Many people become dehydrated through the course of their daily lives because they’re not drinking enough water. Often this happens gradually, and we’ll hardly notice it until at one point in the afternoon we feel extremely thirsty. If this happens to you, it’s a good indicator that you’ve been dehydrated for awhile, since if you feel thirsty it’s a definite sign of dehydration. Thirst isn’t the only side-effect; dehydration often leaves people feeling tired, lethargic, sickly, or even faint. Though you may be drinking liquid, caffeinated beverages or drinks with high sugar content aren’t very good at hydrating you, and diuretics like coffee can even leave you more dehydrated.
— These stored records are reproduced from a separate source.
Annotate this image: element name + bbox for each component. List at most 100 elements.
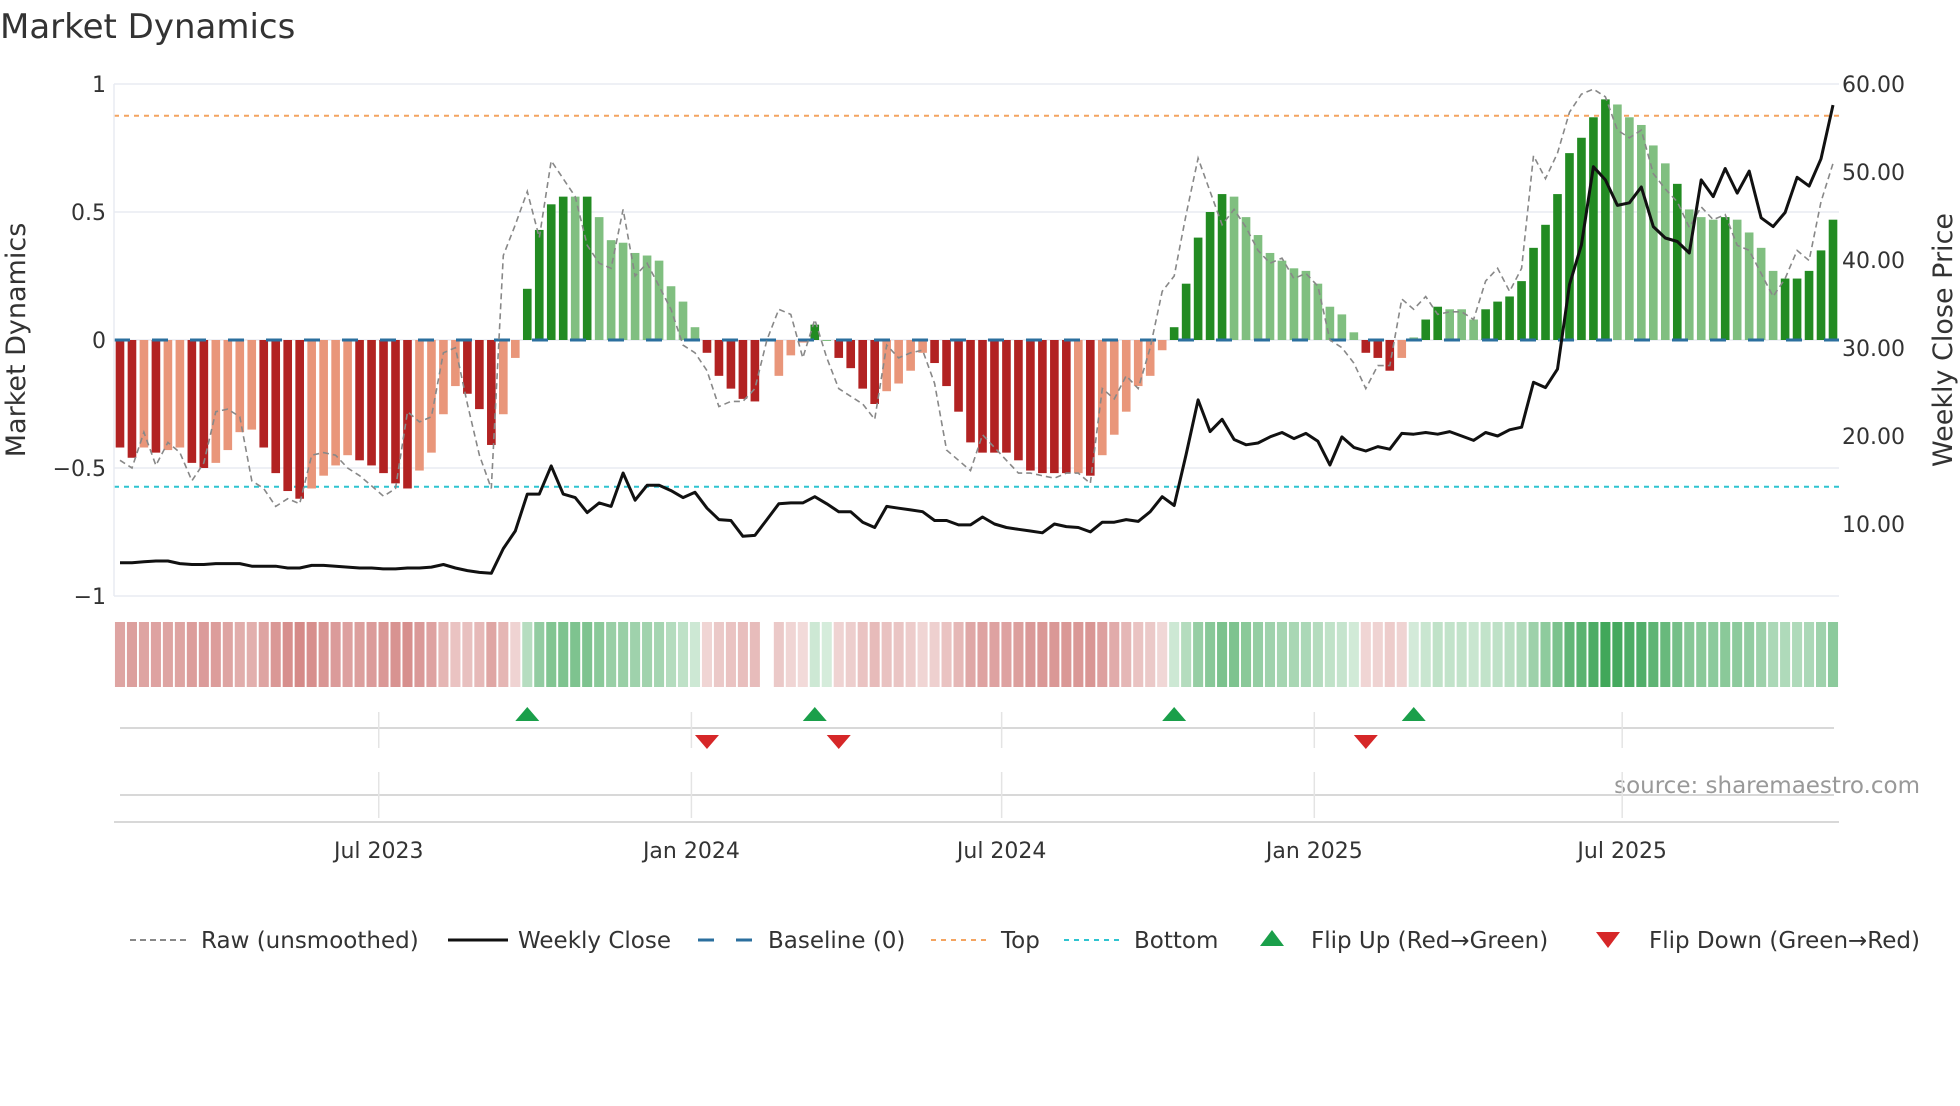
heat-strip-cell bbox=[630, 622, 641, 687]
legend-label: Flip Up (Red→Green) bbox=[1311, 928, 1548, 954]
heat-strip-cell bbox=[1480, 622, 1491, 687]
dynamics-bar bbox=[175, 340, 185, 448]
heat-strip-cell bbox=[989, 622, 1000, 687]
heat-strip-cell bbox=[1384, 622, 1395, 687]
heat-strip-cell bbox=[1660, 622, 1671, 687]
dynamics-bar bbox=[546, 204, 556, 340]
heat-strip-cell bbox=[1816, 622, 1827, 687]
dynamics-bar bbox=[1157, 340, 1167, 351]
dynamics-bar bbox=[151, 340, 161, 453]
heat-strip-cell bbox=[1229, 622, 1240, 687]
heat-strip-cell bbox=[797, 622, 808, 687]
weekly-close-line bbox=[120, 104, 1835, 575]
dynamics-bar bbox=[930, 340, 939, 364]
dynamics-bar bbox=[1289, 268, 1299, 340]
dynamics-bar bbox=[1433, 306, 1443, 340]
dynamics-bar bbox=[1109, 340, 1119, 435]
heat-strip-cell bbox=[390, 622, 401, 687]
dynamics-bar bbox=[606, 240, 616, 340]
dynamics-bar bbox=[630, 252, 640, 340]
dynamics-bar bbox=[1337, 314, 1347, 340]
x-tick-label: Jul 2023 bbox=[332, 839, 424, 864]
heat-strip-cell bbox=[1432, 622, 1443, 687]
legend-flip-up-icon bbox=[1260, 930, 1284, 946]
heat-strip-cell bbox=[1672, 622, 1683, 687]
heat-strip-cell bbox=[1241, 622, 1252, 687]
raw-series-line bbox=[119, 88, 1834, 508]
x-tick-label: Jul 2024 bbox=[955, 839, 1047, 864]
heat-strip-cell bbox=[162, 622, 173, 687]
dynamics-bar bbox=[331, 340, 340, 466]
x-tick-label: Jan 2024 bbox=[641, 839, 740, 864]
legend-flip-down-icon bbox=[1596, 932, 1620, 948]
heat-strip-cell bbox=[929, 622, 940, 687]
dynamics-bar bbox=[1229, 196, 1239, 340]
dynamics-bar bbox=[1625, 117, 1634, 340]
flip-up-marker bbox=[515, 707, 540, 721]
heat-strip-cell bbox=[1109, 622, 1120, 687]
dynamics-bar bbox=[367, 340, 376, 466]
flip-down-marker bbox=[694, 735, 719, 749]
heat-strip-cell bbox=[1133, 622, 1144, 687]
heat-strip-cell bbox=[114, 622, 126, 687]
dynamics-bar bbox=[1505, 296, 1514, 340]
dynamics-bar bbox=[1265, 252, 1275, 340]
dynamics-bar bbox=[858, 340, 868, 389]
heat-strip-cell bbox=[582, 622, 593, 687]
dynamics-bar bbox=[1062, 340, 1071, 474]
dynamics-bar bbox=[714, 340, 724, 376]
heat-strip-cell bbox=[1312, 622, 1323, 687]
heat-strip-cell bbox=[1097, 622, 1108, 687]
heat-strip-cell bbox=[1624, 622, 1635, 687]
dynamics-bar bbox=[582, 196, 592, 340]
dynamics-bar bbox=[319, 340, 328, 476]
heat-strip-cell bbox=[1780, 622, 1791, 687]
heat-strip-cell bbox=[893, 622, 904, 687]
heat-strip-cell bbox=[234, 622, 245, 687]
heat-strip-cell bbox=[1217, 622, 1228, 687]
heat-strip-cell bbox=[150, 622, 161, 687]
legend-label: Flip Down (Green→Red) bbox=[1649, 928, 1920, 954]
heat-strip-cell bbox=[354, 622, 365, 687]
heat-strip-cell bbox=[845, 622, 856, 687]
dynamics-bar bbox=[954, 340, 963, 412]
dynamics-bar bbox=[1493, 301, 1502, 340]
heat-strip-cell bbox=[1013, 622, 1024, 687]
dynamics-bar bbox=[1720, 217, 1730, 340]
dynamics-bar bbox=[786, 340, 796, 356]
dynamics-bar bbox=[1553, 194, 1562, 340]
dynamics-bar bbox=[487, 340, 496, 445]
dynamics-bar bbox=[295, 340, 304, 499]
dynamics-bar bbox=[690, 327, 700, 340]
heat-strip-cell bbox=[821, 622, 832, 687]
dynamics-bar bbox=[726, 340, 736, 389]
heat-strip-cell bbox=[713, 622, 724, 687]
flip-down-marker bbox=[826, 735, 851, 749]
heat-strip-cell bbox=[378, 622, 389, 687]
heat-strip-cell bbox=[1121, 622, 1132, 687]
y2-tick-label: 10.00 bbox=[1842, 513, 1905, 538]
heat-strip-cell bbox=[510, 622, 521, 687]
dynamics-bar bbox=[1074, 340, 1083, 474]
y2-tick-label: 50.00 bbox=[1842, 161, 1905, 186]
heat-strip-cell bbox=[1468, 622, 1479, 687]
dynamics-bar bbox=[379, 340, 388, 474]
heat-strip-cell bbox=[1540, 622, 1551, 687]
heat-strip-cell bbox=[905, 622, 916, 687]
heat-strip-cell bbox=[1037, 622, 1048, 687]
heat-strip-cell bbox=[666, 622, 677, 687]
dynamics-bar bbox=[834, 340, 844, 358]
dynamics-bar bbox=[1517, 281, 1526, 340]
y2-tick-label: 30.00 bbox=[1842, 337, 1905, 362]
heat-strip-cell bbox=[1708, 622, 1719, 687]
dynamics-bar bbox=[510, 340, 520, 358]
heat-strip-cell bbox=[498, 622, 509, 687]
heat-strip-cell bbox=[654, 622, 665, 687]
heat-strip-cell bbox=[1169, 622, 1180, 687]
heat-strip-cell bbox=[1636, 622, 1647, 687]
heat-strip-cell bbox=[1324, 622, 1335, 687]
heat-strip-cell bbox=[809, 622, 820, 687]
heat-strip-cell bbox=[1696, 622, 1707, 687]
heat-strip-cell bbox=[1300, 622, 1311, 687]
dynamics-bar bbox=[522, 288, 532, 340]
Dehydration is also a big issue if your body is losing a lot of unabsorbed water through diarrhea or vomiting. If this is the case, not only is the body losing a lot of water, people have a hard time replacing it if they feel sickly or nauseous. In most cases this can be remedied by pushing fluids, and electrolyte mixtures often speed the process of recovery. If the dehydration is serious it may be necessary to take fluids through an IV, though this is usually only required in extreme cases.
Anyone can become dehydrated, but certain people are at a greater risk, including infants, young children and people who work or exercise outdoors. In addition, older adults are more likely to become dehydrated.
As you age, your body’s fluid reserve becomes smaller, your ability to conserve water is reduced and your thirst sense becomes less acute. These problems are compounded by chronic illnesses such as diabetes and dementia, and the use of certain medications. Older adults also can have mobility problems that limit their ability to obtain water for themselves.
The best way to avoid dehydration, both in times of illness and in day to day life, is to make sure that you’re drinking enough water. It seems basic, but making an conscious effort to drink plenty of water over the course of the day can have great effects on your energy levels and your overall well-being. It’s usually as simple as carrying around a water bottle or keeping a glass of water filled on your counter at home, since if the water is there in front of you, you’re more likely to drink before you get dehydrated.
- Flavor it. Add fruit to your water – maybe some berries or lemon.
- Tie it into a routine. Drink a glass of water every time you brush your teeth, eat a meal or use the bathroom.
- Eat it. Many fruits and vegetables have a high water content, including melon, cucumbers, lettuce and celery.
- Challenge a friend. Kick off a healthy competition with a friend or your kids to see who can meet their guzzling goal most often.
- Take it to go. It can be challenging to drink enough water when you are on the go. Fill your water bottle before you leave home, and bring it along on your daily travels.
- Alternate your drinks. If you can’t give up soda or juice completely, try alternating with water. Each time you finish a glass of water, switch to soda or juice and vice versa.